Most of available information on the Liberal's proposed daycare plan is positive. This is to be expected. It's written by the government, the unions, and various special interest groups funded by the government and unions. For example, there's Child Care Canada, which "receives funding from Social Development Partnerships, Social Development Canada, for which we are most appreciative." I'll bet. And Build Child Care, a lobby group funded by CUPE.
But there's no real focus for opposition to the great shambling monster Ken Dryden is trying to construct. The Tories have their own plan -- which is more sensible, though probably unnecessary as well -- but are too caught up with the distraction of same-sex marriage to give it much attention. I haven't found any other organized opposition to public day care on the web.
But there should be. And to start it off, the case has to be built against it. The proponents of it have had plenty of government money to produce reports and studies that confirm their position. I have nothing but my laptop, Google, and a bit of common sense. But nevertheless, here are my reasons to oppose government run child care in Canada:
Expense. Well, obviously. This is the big reason. To build the system as envisioned by the unions ('public and not-for-profit') would be horrendously expensive. Even a less ideologically-driven and more practical approach (direct subsidies) would be tremendously costly. The C$5 billion Ken Dryden is playing around with right now is just seed money to get things started. Operating expenses when the whole thing is up and running would be -- according to my calculations -- lots and lots and lots...
Fraud. Any time the government spills out great streams of cash, much of it seems to trickle through fingers and leak through the floorboards. This is the probable destination of much of the first C$5 billion. Very little of it will be paid to people to watch over children. But when the system is up and running there'll be fraud to contend with too. Whenever you have a payment structure where a third party is paying the bills for an exchange of services, the first two parties will often collude to take as much as they can from the payer. The insurance industry is cursed by it. Even the Canadian health system has this problem, and attempts to deal with it by randomly asking patients if they received the services that were performed in their name. But the government is powerless if both provider and receiver are working together.
Unfair competition. There are many people involved in the child care industry in Canada today. Many of them run their own mom-and-pop daycares and manage to make a living. If the government comes in with their 'non-profit' centers or complex requirements for subsidies, some of them are going to get run out of business.
The bad message to parents. One of the conceits that is seen time and again when reading the pro-child care system literature, is the idea that kids today are not being raised properly -- and that they have all the right solutions. Here's Ken Dryden:
[W]e know how important the early years are to our learning life. We want and need our kids to do better. And we know how.
Well, sorry Ken. I don't want you looking after my kids and filling their heads with mush. It scares me more than you can imagine, and I hope it scares a lot of other parents too. It may seem hard to believe, but all the reams of reports and studies and procedure manuals you will produce will never contain the secrets to raising children. It can never be done better by the government.

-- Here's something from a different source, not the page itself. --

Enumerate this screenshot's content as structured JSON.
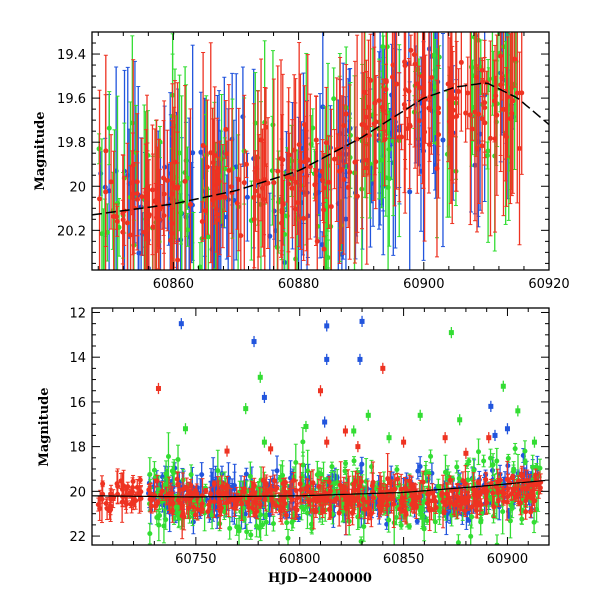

Union handcuffs. CUPE and their supporters say they want non-profit, public daycares. They also want unionized daycares. Once dependency on the system is established, the threat to withdraw their services would give them enormous power over the government.
Inability. The gun registry. The crumbling health system. The joke that is our immigration system. The disaster that is aboriginal affairs. HRDC. The looming Kyoto mess. The sponsorship scandal. These guys are terrible managers. Can anyone believe that if this child care plan goes through, it won't be another extremely expensive, absolutely ineffective boondoggle? If you were a bank manager and were asked to loan these guys money, given the track record they had, would you do it? I can understand that within government there must be a sense that if they can just find a nice place untouched by the previous SNAFUs, they can do it right this time. They're fooling themselves -- but they're not fooling Canadians. (Well, not all of them.)
There's a few other reasons, but I'll write about them another time. If anyone can think of others, or has some interesting information I don't know about, add them in the comments. I want to try to start drawing a strong argument together.